In the absence of first-hand accounts, the ova commercialisation cases are analysed here through the lens of the media and the police.

The media stories and the Sabyc police report that constitute the source and basis of my research are treated as apparatuses that produce understanding and shape the world they ‘observe’ (Barad, 2007). Both the media and the police highlight certain aspects of the events they analyse, while leaving others unattended. They do this by using specific technologies, standards, and practices. In this thesis, I do not have the aim, the data and the space to analyse all these elements in detail, but instead aim to create the picture of a complex material and discursive dynamic that has led to certain readings of ova provision. This chapter, then, is particularly preoccupied with the framing of ova

commercialisation as ‘trafficking’, a criminal act ‘threatening’ Romanian society, as well as with the absence of ova providers as authors of the narratives emerging from these events.

This chapter goes on to illustrate how certain practices of

commercial ova provision in Romania were criminalised and constructed as a threat both to women’s bodies and to the body politic. Giving due attention to the apparatuses used for this construction, the categories of

‘legality’ and ‘illegality’ emerge as unstable, but with important material-discursive consequences. The harm following ova commercialisation was largely distributed amongst ova providers, and yet it was these, together with the foreign clinics, that were found accountable for the damage. The social disparities existing in Romanian society were eluded from mainstream narratives surrounding what the media termed ova

‘scandals’.

The chapter commences with an analysis of the Romanian media stories that emerged following the start of the investigations at Global ART and Sabyc clinics, since these were the primary sources that informed the general public about what was happening in those cases.

However, I do not engage in a mere narration of facts, nor argue that these stories had a decisive role in people’s interpretation of the commercialisation cases, since I had no means to quantify this media influence.

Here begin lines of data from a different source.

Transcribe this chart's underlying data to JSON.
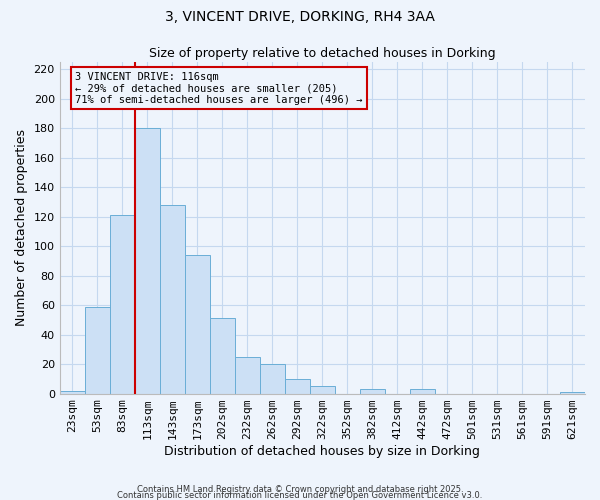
{
  "title": "3, VINCENT DRIVE, DORKING, RH4 3AA",
  "subtitle": "Size of property relative to detached houses in Dorking",
  "xlabel": "Distribution of detached houses by size in Dorking",
  "ylabel": "Number of detached properties",
  "categories": [
    "23sqm",
    "53sqm",
    "83sqm",
    "113sqm",
    "143sqm",
    "173sqm",
    "202sqm",
    "232sqm",
    "262sqm",
    "292sqm",
    "322sqm",
    "352sqm",
    "382sqm",
    "412sqm",
    "442sqm",
    "472sqm",
    "501sqm",
    "531sqm",
    "561sqm",
    "591sqm",
    "621sqm"
  ],
  "values": [
    2,
    59,
    121,
    180,
    128,
    94,
    51,
    25,
    20,
    10,
    5,
    0,
    3,
    0,
    3,
    0,
    0,
    0,
    0,
    0,
    1
  ],
  "bar_color": "#cce0f5",
  "bar_edge_color": "#6aaed6",
  "background_color": "#eef4fc",
  "grid_color": "#c5d8ef",
  "property_line_x": 2.5,
  "property_line_color": "#cc0000",
  "annotation_text_line1": "3 VINCENT DRIVE: 116sqm",
  "annotation_text_line2": "← 29% of detached houses are smaller (205)",
  "annotation_text_line3": "71% of semi-detached houses are larger (496) →",
  "annotation_box_color": "#cc0000",
  "ylim": [
    0,
    225
  ],
  "yticks": [
    0,
    20,
    40,
    60,
    80,
    100,
    120,
    140,
    160,
    180,
    200,
    220
  ],
  "footer1": "Contains HM Land Registry data © Crown copyright and database right 2025.",
  "footer2": "Contains public sector information licensed under the Open Government Licence v3.0."
}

Nevertheless, I approach the media as a reflection of largely-held social values. Therefore, I analyse how events were framed by journalists, who transformed them into ‘scandals’ of ‘trafficking’ before any sentence was given by a court. I pay special attention to the construction of the identities of those involved as either criminals or victims, focusing on the case of ova providers and how their class and race inscriptions were enacted discursively for entertainment purposes.

The media emerges as an important apparatus that helped locate the events at Global ART and Sabyc in the criminal realm, dissociated from the socio-economic context that contributed to their materialisation.

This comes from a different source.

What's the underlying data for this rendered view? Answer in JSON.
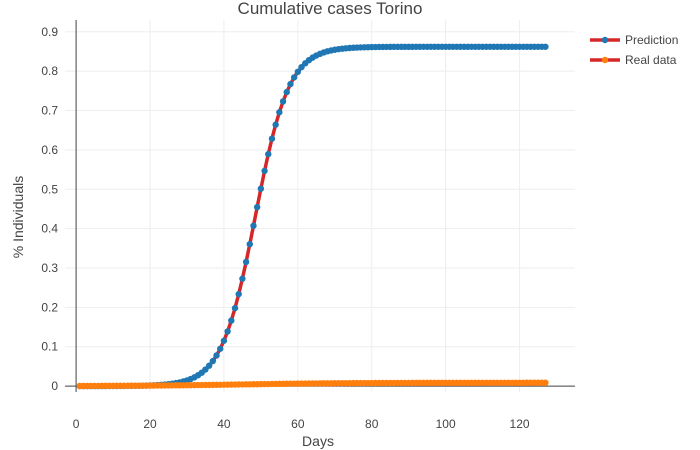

The second section of the chapter moves on to another apparatus for the construction of ova commercialisation: the police report following the investigations at one of the above clinics, Sabyc. With the help of the report and the data from an interview with the prosecutor who authored the text, I explore the process through which the conclusion that Sabyc had indeed been ‘trafficking’ ova was reached by matching the evidence with the legal definition of the term ‘trafficking’. As in the case of the

media, I explore the ways in which events were framed and opposing identities were constructed so that guilt could be, in the prosecutor’s view, accurately attributed.

Finally, the third section of the chapter is dedicated to the identity construction of ova providers both in the police report and by Sabyc’s staff. As in the case of the media, I comment on the lack of control over the narratives they are part of, as well as the actions they were recruited into. The richness of the data from the police report allows me to go into detail into their enactment as victims-workers-criminals, a fragmented and unstable identity premised on class and race considerations.